The Diving Accident

The moment I felt my foot slip, I knew I was in trouble.  I attempted the flip anyway, wanting to impress my 10 year-old friend.

I didn’t pull out on time.

My head hit the bottom of the pool, and as my neck snapped back, I was intensely aware that this was the end.  Now paralyzed, my body sunk.  My eyes sought the surface of the water, searching for some hope, but all I could see was a blinding light.

Distracted, I momentarily forgot my predicament.  Why have I never noticed the sun from here before?  I wondered.  An avid swimmer, I loved swimming underwater with my eyes open, performing tricks and pretending I was a mermaid or a dolphin. This day, I decided to practice my ‘Olympic’ dives.  My friend, who was a year older, wasn’t quite as brave.  I might have been showing off a bit.

It’s not the sun, I realized.  The white light was encompassing me now, and with it I felt a deep sense of calm and peacefulness.  My moment had come.

Come home, the light beckoned.

But I just got started!  Do I have to?

No.  You can stay, but you have to know it won’t be easy.
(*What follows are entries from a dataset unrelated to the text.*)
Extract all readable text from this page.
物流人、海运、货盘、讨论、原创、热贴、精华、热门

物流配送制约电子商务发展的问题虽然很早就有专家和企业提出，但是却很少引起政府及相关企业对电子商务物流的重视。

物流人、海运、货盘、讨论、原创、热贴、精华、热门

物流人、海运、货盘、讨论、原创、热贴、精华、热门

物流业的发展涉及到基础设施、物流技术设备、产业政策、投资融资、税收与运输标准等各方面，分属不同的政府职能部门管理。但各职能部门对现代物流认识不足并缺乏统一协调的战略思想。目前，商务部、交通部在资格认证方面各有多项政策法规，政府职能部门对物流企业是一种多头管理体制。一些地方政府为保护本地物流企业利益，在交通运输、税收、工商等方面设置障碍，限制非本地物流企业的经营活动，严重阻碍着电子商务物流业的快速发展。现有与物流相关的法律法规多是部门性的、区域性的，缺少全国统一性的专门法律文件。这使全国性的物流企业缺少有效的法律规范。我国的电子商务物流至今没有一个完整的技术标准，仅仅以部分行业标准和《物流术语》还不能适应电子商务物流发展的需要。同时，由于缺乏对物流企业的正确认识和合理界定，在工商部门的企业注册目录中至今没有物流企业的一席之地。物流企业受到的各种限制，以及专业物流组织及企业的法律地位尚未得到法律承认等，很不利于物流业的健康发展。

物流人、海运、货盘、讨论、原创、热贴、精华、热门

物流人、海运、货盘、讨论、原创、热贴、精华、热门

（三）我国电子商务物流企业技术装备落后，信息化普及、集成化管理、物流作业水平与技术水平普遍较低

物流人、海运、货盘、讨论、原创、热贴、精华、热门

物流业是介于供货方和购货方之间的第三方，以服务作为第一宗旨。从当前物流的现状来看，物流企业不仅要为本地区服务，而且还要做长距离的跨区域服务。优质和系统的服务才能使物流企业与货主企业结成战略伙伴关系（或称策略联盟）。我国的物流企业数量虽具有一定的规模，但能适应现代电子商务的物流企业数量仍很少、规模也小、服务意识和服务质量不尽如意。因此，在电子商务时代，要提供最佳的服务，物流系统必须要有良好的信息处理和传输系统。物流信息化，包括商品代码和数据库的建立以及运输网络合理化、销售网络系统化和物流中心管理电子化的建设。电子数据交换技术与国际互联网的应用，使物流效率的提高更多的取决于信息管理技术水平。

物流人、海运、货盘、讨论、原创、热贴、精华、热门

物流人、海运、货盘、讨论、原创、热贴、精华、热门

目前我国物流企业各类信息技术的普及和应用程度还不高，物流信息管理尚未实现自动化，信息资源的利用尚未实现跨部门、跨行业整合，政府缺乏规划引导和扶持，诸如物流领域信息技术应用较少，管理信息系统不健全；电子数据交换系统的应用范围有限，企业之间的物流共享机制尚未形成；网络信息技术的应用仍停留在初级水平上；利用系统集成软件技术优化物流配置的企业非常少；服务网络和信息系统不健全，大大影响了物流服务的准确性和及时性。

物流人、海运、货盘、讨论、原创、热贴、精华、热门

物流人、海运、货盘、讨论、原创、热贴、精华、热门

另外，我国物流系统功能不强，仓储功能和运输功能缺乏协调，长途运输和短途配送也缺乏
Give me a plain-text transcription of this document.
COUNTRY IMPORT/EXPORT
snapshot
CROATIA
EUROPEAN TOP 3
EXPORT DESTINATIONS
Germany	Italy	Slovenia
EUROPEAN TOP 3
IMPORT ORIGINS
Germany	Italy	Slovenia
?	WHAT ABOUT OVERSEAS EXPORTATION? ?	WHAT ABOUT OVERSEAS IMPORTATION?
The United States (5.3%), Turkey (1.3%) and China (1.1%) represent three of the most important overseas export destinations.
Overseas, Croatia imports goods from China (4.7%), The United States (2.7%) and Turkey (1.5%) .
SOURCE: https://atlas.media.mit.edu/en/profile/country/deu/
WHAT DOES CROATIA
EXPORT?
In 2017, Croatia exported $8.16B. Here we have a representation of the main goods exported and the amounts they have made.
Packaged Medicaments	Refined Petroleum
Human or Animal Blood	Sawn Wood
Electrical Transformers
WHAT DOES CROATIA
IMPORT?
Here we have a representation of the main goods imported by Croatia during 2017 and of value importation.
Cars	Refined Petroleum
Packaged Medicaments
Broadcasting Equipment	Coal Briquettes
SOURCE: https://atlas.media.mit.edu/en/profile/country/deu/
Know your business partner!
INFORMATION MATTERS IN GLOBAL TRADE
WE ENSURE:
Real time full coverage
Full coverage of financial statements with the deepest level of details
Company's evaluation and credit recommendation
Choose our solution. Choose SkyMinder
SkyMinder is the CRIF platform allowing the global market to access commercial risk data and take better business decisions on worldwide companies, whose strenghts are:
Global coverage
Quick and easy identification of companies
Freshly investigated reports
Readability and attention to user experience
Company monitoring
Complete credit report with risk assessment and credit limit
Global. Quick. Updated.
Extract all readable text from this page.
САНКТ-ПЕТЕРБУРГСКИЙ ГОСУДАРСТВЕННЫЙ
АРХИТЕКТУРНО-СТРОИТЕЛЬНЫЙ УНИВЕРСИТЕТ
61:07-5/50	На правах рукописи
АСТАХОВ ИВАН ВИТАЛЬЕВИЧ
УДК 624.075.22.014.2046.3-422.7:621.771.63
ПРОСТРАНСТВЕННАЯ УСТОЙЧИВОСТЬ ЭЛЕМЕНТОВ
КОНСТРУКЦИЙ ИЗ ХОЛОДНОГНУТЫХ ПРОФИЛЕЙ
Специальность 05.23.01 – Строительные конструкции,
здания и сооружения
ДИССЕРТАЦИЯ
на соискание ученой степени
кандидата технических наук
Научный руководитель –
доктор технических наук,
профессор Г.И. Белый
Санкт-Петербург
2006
It’s okay, my mind responded.  I am strong.

You will have to be strong, but you will never be alone.

A force of love lifted me from that water, and I watched myself climb the ladder and collapse on the ground.   Then I was me again, shaken and trembling, but alive.  My friend had disappeared.  I hoped she’d gone for help, but when none materialized, I knew I had to make myself move.

I escaped that day with a cracked vertebrae, and a summer of sleeping on a hard board while it healed: a hardship I would soon forget.  The memory of that white light, though, has never left me.  I was nine when I had my first taste of how sacred life is, and learned that it is not a destination, but a journey.